US Traders Seek Oil Product Cargoes from N.Asia After Harvey -Sources
SINGAPORE, Aug 28 (Reuters) - U.S. traders are looking to import oil product cargoes from North Asia to the United States after Hurricane Harvey forced refineries across the U.S. Gulf Coast to shut down, refining and shipping industry sources told Reuters on Monday.
At least two North Asian refineries have been approached by refineries and traders in the United States seeking prompt jet fuel and diesel cargoes, two sources close to the matter said, declining to be named because they are not authorised to speak to media.
Singapore complex refining margins are already at their highest August level in five years as peak summer demand and refinery outages lift prices.
The Asian gasoline margin hit a more than one-year high on Monday while the naphtha margin registered a six-month high, Reuters data showed.
The most powerful hurricane to hit Texas in more than 50 years has resulted in the deaths of at least two people, caused severe flooding and forced the closure of Houston port and several refineries.

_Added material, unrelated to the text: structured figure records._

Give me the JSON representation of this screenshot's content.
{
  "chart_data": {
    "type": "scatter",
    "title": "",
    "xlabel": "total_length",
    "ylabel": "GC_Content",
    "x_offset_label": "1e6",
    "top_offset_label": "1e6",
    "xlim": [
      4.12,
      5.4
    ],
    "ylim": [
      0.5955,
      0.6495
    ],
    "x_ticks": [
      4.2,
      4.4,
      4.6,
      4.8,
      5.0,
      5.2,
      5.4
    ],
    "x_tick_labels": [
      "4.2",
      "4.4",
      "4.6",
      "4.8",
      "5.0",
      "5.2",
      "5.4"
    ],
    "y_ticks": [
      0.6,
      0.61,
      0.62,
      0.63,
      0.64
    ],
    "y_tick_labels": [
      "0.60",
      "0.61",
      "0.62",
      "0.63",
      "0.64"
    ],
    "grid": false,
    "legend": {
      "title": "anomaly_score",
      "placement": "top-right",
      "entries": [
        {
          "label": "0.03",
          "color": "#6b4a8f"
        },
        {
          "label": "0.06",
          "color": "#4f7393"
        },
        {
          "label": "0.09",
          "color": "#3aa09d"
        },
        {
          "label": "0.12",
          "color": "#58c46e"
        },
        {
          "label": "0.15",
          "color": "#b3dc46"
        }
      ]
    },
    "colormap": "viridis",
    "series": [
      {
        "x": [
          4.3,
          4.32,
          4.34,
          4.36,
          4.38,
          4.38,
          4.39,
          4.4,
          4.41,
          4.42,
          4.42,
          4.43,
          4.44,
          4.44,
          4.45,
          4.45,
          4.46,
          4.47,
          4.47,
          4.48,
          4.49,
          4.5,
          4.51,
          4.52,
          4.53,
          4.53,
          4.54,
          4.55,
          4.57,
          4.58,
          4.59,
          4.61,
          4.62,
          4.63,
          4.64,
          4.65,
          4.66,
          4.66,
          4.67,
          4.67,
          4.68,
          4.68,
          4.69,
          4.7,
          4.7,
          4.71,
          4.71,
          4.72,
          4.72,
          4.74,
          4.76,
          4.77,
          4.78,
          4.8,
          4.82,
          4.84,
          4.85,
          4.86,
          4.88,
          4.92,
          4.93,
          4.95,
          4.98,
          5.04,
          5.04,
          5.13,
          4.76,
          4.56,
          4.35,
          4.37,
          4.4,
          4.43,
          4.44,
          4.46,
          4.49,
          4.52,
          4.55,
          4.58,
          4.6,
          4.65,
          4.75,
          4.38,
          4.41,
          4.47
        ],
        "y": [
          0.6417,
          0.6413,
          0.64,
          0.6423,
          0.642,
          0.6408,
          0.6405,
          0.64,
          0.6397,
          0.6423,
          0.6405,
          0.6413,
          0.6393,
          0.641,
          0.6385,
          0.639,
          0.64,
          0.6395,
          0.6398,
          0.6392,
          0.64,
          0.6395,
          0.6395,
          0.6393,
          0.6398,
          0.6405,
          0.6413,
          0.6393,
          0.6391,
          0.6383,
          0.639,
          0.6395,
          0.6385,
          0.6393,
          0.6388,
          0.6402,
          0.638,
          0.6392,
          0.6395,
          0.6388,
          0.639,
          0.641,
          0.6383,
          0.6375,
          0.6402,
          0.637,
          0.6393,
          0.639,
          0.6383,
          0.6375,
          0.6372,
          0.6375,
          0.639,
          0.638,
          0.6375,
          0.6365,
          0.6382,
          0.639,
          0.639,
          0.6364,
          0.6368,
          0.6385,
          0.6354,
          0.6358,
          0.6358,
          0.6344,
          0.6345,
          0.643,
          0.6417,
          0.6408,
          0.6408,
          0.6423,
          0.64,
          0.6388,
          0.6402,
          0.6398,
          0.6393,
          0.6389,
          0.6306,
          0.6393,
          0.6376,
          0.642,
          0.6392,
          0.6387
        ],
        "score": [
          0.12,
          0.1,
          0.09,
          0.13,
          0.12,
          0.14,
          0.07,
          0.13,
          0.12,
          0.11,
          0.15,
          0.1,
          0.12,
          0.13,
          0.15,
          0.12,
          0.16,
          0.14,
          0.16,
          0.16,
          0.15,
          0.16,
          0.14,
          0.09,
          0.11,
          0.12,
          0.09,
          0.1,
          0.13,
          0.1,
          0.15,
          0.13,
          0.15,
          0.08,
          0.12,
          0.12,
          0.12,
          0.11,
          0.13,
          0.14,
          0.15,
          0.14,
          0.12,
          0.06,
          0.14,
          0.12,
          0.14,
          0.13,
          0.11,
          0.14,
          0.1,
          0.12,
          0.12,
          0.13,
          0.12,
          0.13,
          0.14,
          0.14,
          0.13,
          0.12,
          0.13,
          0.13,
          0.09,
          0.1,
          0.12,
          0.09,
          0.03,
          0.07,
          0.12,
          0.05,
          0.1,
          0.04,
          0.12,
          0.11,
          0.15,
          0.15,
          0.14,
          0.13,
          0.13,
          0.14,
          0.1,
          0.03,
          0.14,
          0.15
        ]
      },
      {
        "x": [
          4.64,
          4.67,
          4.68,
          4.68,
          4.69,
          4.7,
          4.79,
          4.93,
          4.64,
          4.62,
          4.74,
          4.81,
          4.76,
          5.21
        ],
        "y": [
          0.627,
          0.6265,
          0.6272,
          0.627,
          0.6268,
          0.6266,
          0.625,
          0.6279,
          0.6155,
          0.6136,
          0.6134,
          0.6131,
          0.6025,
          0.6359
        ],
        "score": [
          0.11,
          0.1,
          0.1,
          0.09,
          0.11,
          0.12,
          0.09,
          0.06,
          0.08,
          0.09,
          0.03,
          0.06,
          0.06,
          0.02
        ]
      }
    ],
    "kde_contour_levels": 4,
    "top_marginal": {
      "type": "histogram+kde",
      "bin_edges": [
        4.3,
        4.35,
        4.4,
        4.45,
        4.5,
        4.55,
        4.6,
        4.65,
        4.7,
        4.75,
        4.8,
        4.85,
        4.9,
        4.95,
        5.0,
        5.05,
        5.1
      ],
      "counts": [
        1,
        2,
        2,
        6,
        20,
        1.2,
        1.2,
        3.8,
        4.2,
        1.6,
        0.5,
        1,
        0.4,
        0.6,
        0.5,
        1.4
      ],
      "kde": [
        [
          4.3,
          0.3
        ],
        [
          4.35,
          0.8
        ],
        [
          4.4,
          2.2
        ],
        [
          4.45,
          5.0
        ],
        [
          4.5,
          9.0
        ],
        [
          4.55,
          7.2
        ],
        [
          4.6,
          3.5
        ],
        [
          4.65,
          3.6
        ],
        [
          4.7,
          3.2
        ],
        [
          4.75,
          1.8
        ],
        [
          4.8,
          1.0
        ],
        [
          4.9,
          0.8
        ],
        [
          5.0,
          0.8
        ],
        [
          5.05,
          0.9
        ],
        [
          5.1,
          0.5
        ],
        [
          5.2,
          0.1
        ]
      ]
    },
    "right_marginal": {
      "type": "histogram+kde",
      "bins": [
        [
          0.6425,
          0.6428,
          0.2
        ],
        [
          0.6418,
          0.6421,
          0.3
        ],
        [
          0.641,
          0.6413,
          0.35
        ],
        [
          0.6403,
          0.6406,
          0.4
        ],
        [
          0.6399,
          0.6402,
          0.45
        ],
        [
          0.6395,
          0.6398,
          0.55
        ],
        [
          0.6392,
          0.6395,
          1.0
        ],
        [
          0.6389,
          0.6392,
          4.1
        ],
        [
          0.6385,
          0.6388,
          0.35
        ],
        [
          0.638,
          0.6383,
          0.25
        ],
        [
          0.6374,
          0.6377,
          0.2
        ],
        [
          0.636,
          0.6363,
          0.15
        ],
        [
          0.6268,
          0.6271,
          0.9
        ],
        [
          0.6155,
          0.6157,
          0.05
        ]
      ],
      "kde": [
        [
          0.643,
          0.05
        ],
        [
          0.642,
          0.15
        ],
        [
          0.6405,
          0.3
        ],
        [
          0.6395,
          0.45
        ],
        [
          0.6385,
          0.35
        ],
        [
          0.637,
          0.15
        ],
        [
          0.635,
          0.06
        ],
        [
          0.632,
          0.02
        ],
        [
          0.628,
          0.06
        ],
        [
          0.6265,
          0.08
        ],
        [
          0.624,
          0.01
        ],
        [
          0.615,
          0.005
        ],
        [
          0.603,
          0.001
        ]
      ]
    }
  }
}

"Should these levels of outages remain in place, and using past hurricanes as proxies for the impact on oil demand, we roughly estimate that the impact of Harvey on the U.S. oil market would be to increase domestic crude availability by 1.4 million barrels per day (bpd) while removing 615,000-785,000 bpd of gasoline and 700,000 bpd of distillate supplies," Goldman Sachs analysts said in a note.
"Larger refinery outages would increase these long crude and short product impacts."
Refiners and United States-based traders are looking for prompt-loading diesel and jet fuel from North Asia, but there are limited cargoes available, the two refining sources said.
"The market in Asia is very tight, so we had to turn them away as our cargoes have been committed," one of the sources said.
This might mean that U.S. traders have to seek oil product cargoes from traders in Asia, likely paying higher prices, which could drive up spot prices in Asia, the second source said.
Asia is the most likely supplier of diesel and jet fuel cargoes to the United States because Europe is typically short of middle distillates. A recent spate of refinery incidents in Europe has also drawn down inventory of the fuels there.
Some 275,000 tonnes of oil products comprising mainly jet fuel had been provisionally fixed on vessels from Japan and South Korea to head mainly to the west coast of United States before to the storm, one Singapore-based shipbroker said, with more enquiries being made.
The arbitrage to ship diesel and jet fuel from Asia to the United States remains unprofitable as of Monday, but things could change, with prices in America expected to climb further, said one Singapore-based trading firm analyst who declined to be named because he is not authorised to speak to media.
For gasoline and naphtha, traders expect the United States and Latin America to draw on Europe's ample supplies instead of Asia. U.S. liquefied petroleum gas (LPG) shipments to Asia have been disrupted by the closure of the Houston shipping channel, an LPG trader said.